И самое страшное – в нем стала появляться жалость, жалость к другим и, что еще хуже, к себе – чувство, которого он никогда не знал. А цену себе Троцкий знал хорошо, всегда, с самого начала. Это помогло ему не зазнаться, не сломаться и терпеливо ждать долгие годы, пока не придет момент взять всю ответственность на себя.

Он знал, что нужно делать. Нужно было еще вчера набрать Луну, поговорить с ним о результатах собрания и небрежно бросить:

– Ты знаешь, вчера мне очень не понравилось выступление товарища Сталина.

Но он медлил. В конце концов, стал он себя убеждать, их слишком мало, чтобы разбрасываться людьми, а задачи слишком велики, особенно велики сейчас, чтобы выбирать так придирчиво. До тех пор, пока никто не может проболтаться – а проболтаться не может никто, об этом они позаботились, – все было хорошо. Но в глубине души Троцкий знал, кто она такая. Он не мог объяснить как, но он чувствовал, чувствовал тем самым математическим, сверхъестественным, гениальным чутьем, которое сделало его тем, чем он был: что она может погубить их всех.

В маленьком герметичном сообществе, объединенном целью построить настоящий коммунизм, не могло быть ни одного человека, в ком он мог серьезно сомневаться. Конечно, среди них были глупцы, попутчики и прочая шантрапа, но на эту мелочь было плевать. Все они делали только то, что можно было делать, и общий поток, набирая вес и силу и за счет этих бессмысленных людей, продолжал нести их к нужному финалу. Но Сталин не была из их числа.

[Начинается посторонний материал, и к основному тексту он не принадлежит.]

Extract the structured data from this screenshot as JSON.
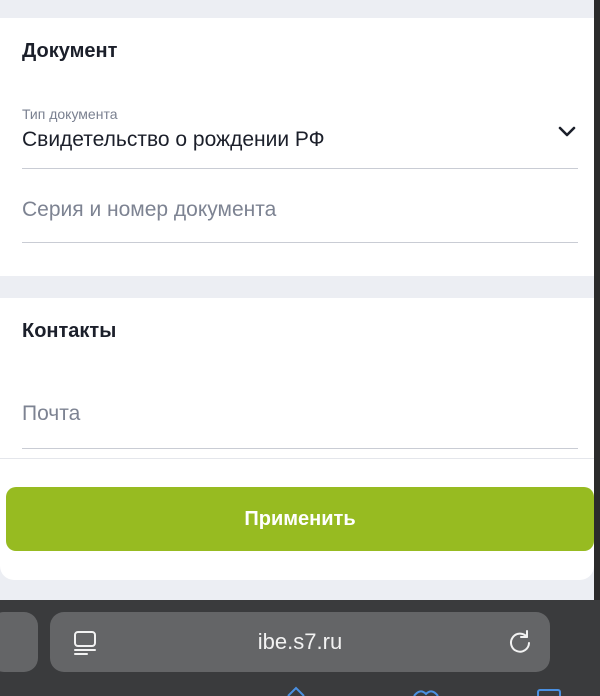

Он снова взялся за телефон и вспомнил, как она выглядела вчера. Он знал, что такие плечи, как у Сталина, у них, у русских, принято сравнивать с Элен Безуховой, и хмыкнул. Элен Безухова была избалованной аристократической идиоткой, исключительно точно придуманной Толстым, а товарищ Сталин – совершенным результатом генетического отбора и трансмиссии памяти коммунистов нескольких поколений. Он мог посмотреть ее файлы и узнать, чья память была перенесена в ее угловатую, упрямую голову, – но не стал. В конце концов, все их дети были неумершими, воскресшими героями, и каждый из них благодаря трансмиссии памяти нес в себе лучших людей, что коммунизм дал миру за целое столетие. Никто не был потерян, никто не был забыт. Это было великое общество, о котором никто не знал и которое готовилось вот-вот появиться на мировой арене. Он спас его, разжег полузатухшее пламя и превратил, как ему казалось, в непобедимое оружие.

07:05

Он переставил будильник на десять минут и снова опустился на подушку. «Еще десять минут», – подумал он. Такое с ним было впервые. Троцкий очень сильно устал, и в его голове было слишком много мыслей.

07:15

Через десять минут он сел на кровати, вызвал Луну и прямо и четко сказал, что нужно сделать.

07:15

Луна сидел в своем кабинете, который несильно отличался от того, к чему он привык десятки лет назад. Маленькая серая комната с несколькими столами, больше похожими на школьные парты, где в обеденный перерыв вечно толклись лишние люди, а он сам иногда оставался спать на продавленном диване в углу, потому что дома его никто не ждал. Кроме того, он привык быть на службе и в семь утра, и в одиннадцать вечера, и хотя он был доступен в любое время ночи, по утрам, готовясь начать рабочий день, он садился за свой огромный стол и любовно протирал от пыли трубку старого, уже не работающего кнопочного телефона. По сравнению с огромным зданием, напичканным стальной и белоснежной техникой, где днем и ночью его подчиненные, собиравшие информацию, гудели в опенспейсе, как огромной улей, кабинет Луны был больше похож на сторожку или на заброшенную проходную, которой перестали пользоваться с тех пор, как всю корпорацию перевели на карточки с чипами. Луна это знал, и это его нисколько не смущало. Наоборот, ему нравилось, что всех этих продвинутых и модных умников, которые даже мир видели сквозь пиксельную призму, он заставлял приходить, садиться перед ним на старый кожаный стул и смотреть, как он наливает себе чай и доливает в него коньяк из фляжки. Они с Троцким были из одного теста.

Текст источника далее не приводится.